Kiedy miały po kilka lat zostały wywiezione wraz z rodzicami do Generalnej Guberni. Po latach - z inicjatywy wiceburmistrza Roberta Kaźmierczaka i Stowarzyszenia Jarocin XXI - wróciły do miejsc, w których spędziły kilka wojennych lat życia. Najpierw były wzruszenia związane z wyjazdem, a później po obejrzeniu filmowego zapisu tej podróży.
Kino w czasie niedzielnej premiery było wypełnione ludźmi. Na widowni było sporo młodzieży, głównie z rodzin bohaterów filmu.

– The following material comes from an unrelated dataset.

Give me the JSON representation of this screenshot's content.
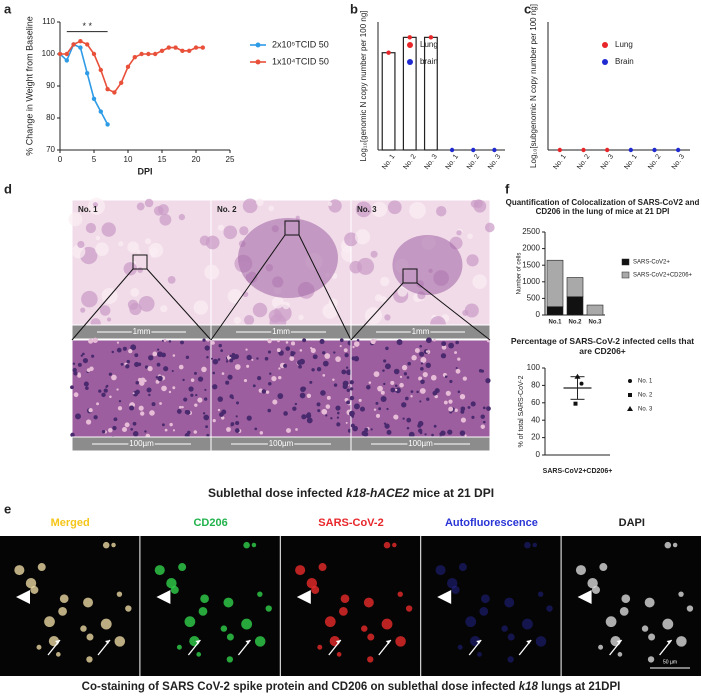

Najpierw zebrani wysłuchali reportażu dotyczącego wojennych wspomnień doktora Leona Idaszewskiego, które w przyszłym roku mają zostać wydane w formie książkowej. O swoim dziadku opowiadał Jacek Kranz, który od lat mieszka w Bieszczadach.
Później odbył się pokaz filmu "Podróż do miejsc nakazanych", którego nagraniem i montażem zajęli się członkowie Amatorskiego Klubu Filmowego JAR. Produkcję wsparła Filmoteka Narodowa - Instytut Audiowizualny. Widzowie oglądali go w ciszy i skupieniu, a po zakończeniu nagrodzili długimi oklaskami. Po wielu widzach, również tych młodszych, widać było wzruszenie.
Film powstał przy współpracy z Muzeum Regionalnym w Opocznie i Muzeum im. Oskara Kolberga w Przysusze.Można go będzie obejrzeć w czasie świąt w telewizji "Proart": 24 grudnia o godz.12.55 i 22.30 oraz 25 grudnia o godz. 20.00.
Od grudnia 1939 r. do połowy 1941 r. Niemcy wysiedlili z powiatu jarocińskiego (obejmującego wówczas także Pleszew) ponad 3.600 osób.